As the bear enters hibernation, its metabolic processes such as body temperature, heart rate, and respiratory rate are reduced. But bears do not lower the body temperature as much as once thought. Their hibernation temperature is around 88 degrees and waking temperature is 100 degrees F. This relatively high sleeping temperature allows black bears to become fully alert if aroused, perhaps to enable the bear to protect itself from predators and other dangers without unnecessarily taxing their energy reserves. Over the course of a hibernating season it is thought that black bears use approximately 4 thousand calories a day, which results in a weight loss of about 20 percent of it body weight by spring.
When it is time to den, black bears do not return to the same place every year and the size of the den is relatively small for the size of the animal. Also, dens usually are only a few degrees warmer than the soil, so the bear’s main protection from the cold comes from the insulative quality of its fat and fur. Bears enter their dens when signaled by an internal clock responding to day length, regional weather patterns and most importantly, a decrease of food supply. Most all bears go into their dens by the time there is a heavy snowfall in the region and generally are solitary except for females with cubs.
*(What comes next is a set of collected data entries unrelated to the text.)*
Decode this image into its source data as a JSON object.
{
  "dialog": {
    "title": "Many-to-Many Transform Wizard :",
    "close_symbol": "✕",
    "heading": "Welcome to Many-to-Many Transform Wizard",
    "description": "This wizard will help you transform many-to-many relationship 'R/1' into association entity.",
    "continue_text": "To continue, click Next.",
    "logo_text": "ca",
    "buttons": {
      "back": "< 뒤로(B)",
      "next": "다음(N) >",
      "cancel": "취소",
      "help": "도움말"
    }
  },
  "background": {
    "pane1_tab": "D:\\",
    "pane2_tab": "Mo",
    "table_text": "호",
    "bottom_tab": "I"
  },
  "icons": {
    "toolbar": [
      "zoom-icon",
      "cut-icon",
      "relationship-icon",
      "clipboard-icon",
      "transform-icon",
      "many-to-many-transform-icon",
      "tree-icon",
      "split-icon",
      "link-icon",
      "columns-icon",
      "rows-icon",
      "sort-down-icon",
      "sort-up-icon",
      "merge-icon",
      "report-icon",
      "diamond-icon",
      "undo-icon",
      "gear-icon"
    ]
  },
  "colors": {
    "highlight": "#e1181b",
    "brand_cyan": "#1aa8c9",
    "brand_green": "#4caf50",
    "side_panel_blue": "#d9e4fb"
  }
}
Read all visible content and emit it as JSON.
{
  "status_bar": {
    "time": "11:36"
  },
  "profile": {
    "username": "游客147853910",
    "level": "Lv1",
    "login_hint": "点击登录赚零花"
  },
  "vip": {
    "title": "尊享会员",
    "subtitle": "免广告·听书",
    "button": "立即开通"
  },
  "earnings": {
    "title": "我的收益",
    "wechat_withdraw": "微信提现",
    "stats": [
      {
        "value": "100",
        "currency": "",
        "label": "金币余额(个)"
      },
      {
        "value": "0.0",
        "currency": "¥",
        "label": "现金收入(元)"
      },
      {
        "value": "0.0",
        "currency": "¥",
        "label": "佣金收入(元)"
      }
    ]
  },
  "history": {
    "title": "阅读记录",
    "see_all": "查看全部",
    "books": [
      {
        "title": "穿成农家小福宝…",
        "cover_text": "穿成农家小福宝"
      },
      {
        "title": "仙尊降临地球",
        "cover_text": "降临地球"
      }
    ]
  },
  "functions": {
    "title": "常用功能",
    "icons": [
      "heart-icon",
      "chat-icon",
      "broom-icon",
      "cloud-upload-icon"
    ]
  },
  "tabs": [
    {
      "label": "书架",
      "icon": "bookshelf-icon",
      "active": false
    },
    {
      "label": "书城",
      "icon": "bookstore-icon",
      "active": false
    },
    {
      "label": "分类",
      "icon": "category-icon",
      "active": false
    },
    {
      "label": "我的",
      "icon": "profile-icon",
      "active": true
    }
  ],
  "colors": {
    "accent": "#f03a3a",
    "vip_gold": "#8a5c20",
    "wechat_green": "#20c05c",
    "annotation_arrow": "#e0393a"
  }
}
The mating period for black bears extends from May to July. It takes about three months for the embryo to develop but the bear cubs are not born until January or February. The lapse of time between fertilization of the eggs and the birth of the cubs is due to delayed implantation of the eggs. After the egg is fertizlied and undergoes some cell division it stops development. This tiny ball of fertilized cells (called a blastula) remains suspended in the uterus until autumn. If the female bear was able to acquire enough food over the course of the summer and is in good shape when she goes into hibernation, the blastocyst will implant in the uterine wall and growth continues until a cub is born. The survival advantages to this embryonic delay are several. It would be dangerous for the cubs to be born during summer months and exposed to predation. Also, the mother bear must put on sufficient body fat during summer to make it through the winter and newborn cubs would interfere with this.
At birth the cubs weigh about one-half to three-quarters of a pound, are blind, naked and completely dependent on their mother. Even though the female may sleep through the birth process, the cubs know instinctively to snuggle close to her for warmth and find her milk which is approximately 25% fat (human milk is 4% fat). When the longer days of spring signal the mother and her cubs to leave the den, the cubs are much more developed and ready for the world, although they will stay close to their mother for at least another year.
As the human population continues to increase, development and recreation continues to encroach into wild animal habitats. Conflicts are inevitable, however, it will be to our own benefit to learn how to live in harmony with these wonderful creatures.